Мой дом на Пушкинской сломали,
Пустырь забором обнесли,
В пятиугольной нашей зале
Звезду небесную зажгли.
Вдохну вечерний воздух влажный,
Приму столичный, праздный вид,
А в горле ком – пятиэтажный,
Оштукатуренный, стоит.
Чувство избранности знакомо мне с детства. С ноябрьских и майских праздников, когда на время демонстраций и парадов перекрывались милицией все проходные дворы и переулки между Пушкинской и улицей Горького. И только нас, обитателей Бахру-шинки, всюду пускали беспрепятственно: по паспортам. Почтовый адрес наш был – Пушкинская, 17, а по прописке – Горького, 12. Это считалось одно и то же, я так и не разобралась почему. Теперь, во взрослой жизни, я в подобных случаях говорю: “Так исторически сложилось”, а тогда – принимала как аксиому. Хотя улица Горького и наша Пушкинская, они же Тверская и Большая Дмитровка, как раз и были теми параллельными прямыми, которые никогда… ну разве что в Москве.
– Будьте любезны, нам нужно пройти, мы здесь живём, – вежливо, но твёрдо говорит милиционеру папа и протягивает поверх голов свой паспорт – чёрную коленкоровую книжечку, раскрытую на нужной странице. Милиционер вглядывается в волшебный штемпель прописки и белой перчаткой берёт под козырёк. Чувство избранности захлёстывает меня с головой. Под ногами, щекоча подошвы, мелко сотрясается от бронетехники мостовая.
Демонстранты размахивают всякой всячиной. Лучше всех видно – бронзовому Пушкину.
– Пушкин, Пушкин, возьми на ручки…
Про меня говорят: “Папина дочка, одно лицо!” И лет до шести мой главный человек – папа. Кто-то из гостей задаёт однажды идиотский вопрос: “А кого ты больше любишь, папу или маму?” Ответ сохранился в семейных анналах: “Я люблю маму, когда папы нет дома”. В тех же анналах осталась ещё одна моя знаменательная глупость: сводили в театр на “Сказку о царе Салтане”, спросили, понравилось ли, и я сказала: “Понравилось, но музыка слишком громкая, не даёт расслышать слова”.
Мама, кстати, не обижается, я же её тоже люблю очень сильно, а потом буду любить ещё сильнее, и она это, наверное, знает. Но пока что я папина дочка, и когда его нету дома, я тоскую.

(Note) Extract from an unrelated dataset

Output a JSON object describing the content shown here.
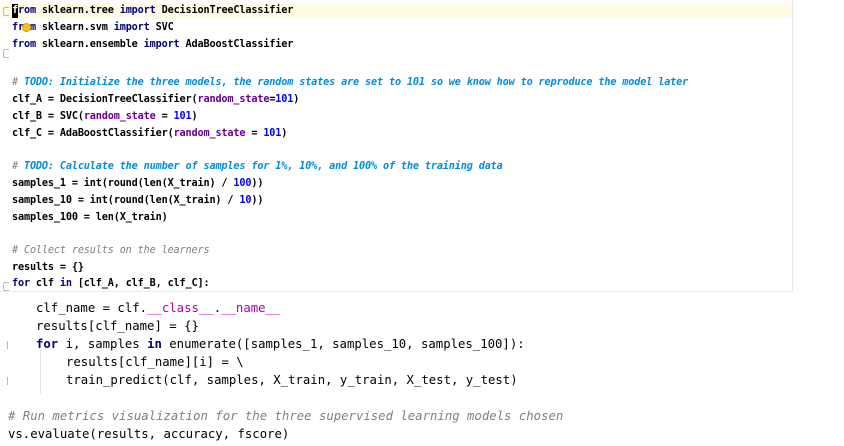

Зато когда папа приходит с репетиции и до концерта ещё полно времени, он ложится на диван, а я усаживаюсь к нему на живот. Коленки он ставит торчком, и я опираюсь на них спиной, а папа таким нарочно-вкрадчивым голосом тянет: “Облока-а-чивайся, не бо-ойся…” – и вдруг коварно выпрямляет ноги, и я с визгом валюсь назад. Мы с папой обожаем эту глупую игру. Мы вообще любим дурачиться, например, мотать головами влево-вправо, задевая друг дружку носами, и кричать при этом “Бам-балеба́м!”.
А ещё папа знает песню про меня, и он мне её поёт:
Я встретил девушку —
Полумесяцем бровь,
На щёчке родинка,
А в глазах любовь…
Конечно, про меня: и брови, и родинка, все доказательства налицо!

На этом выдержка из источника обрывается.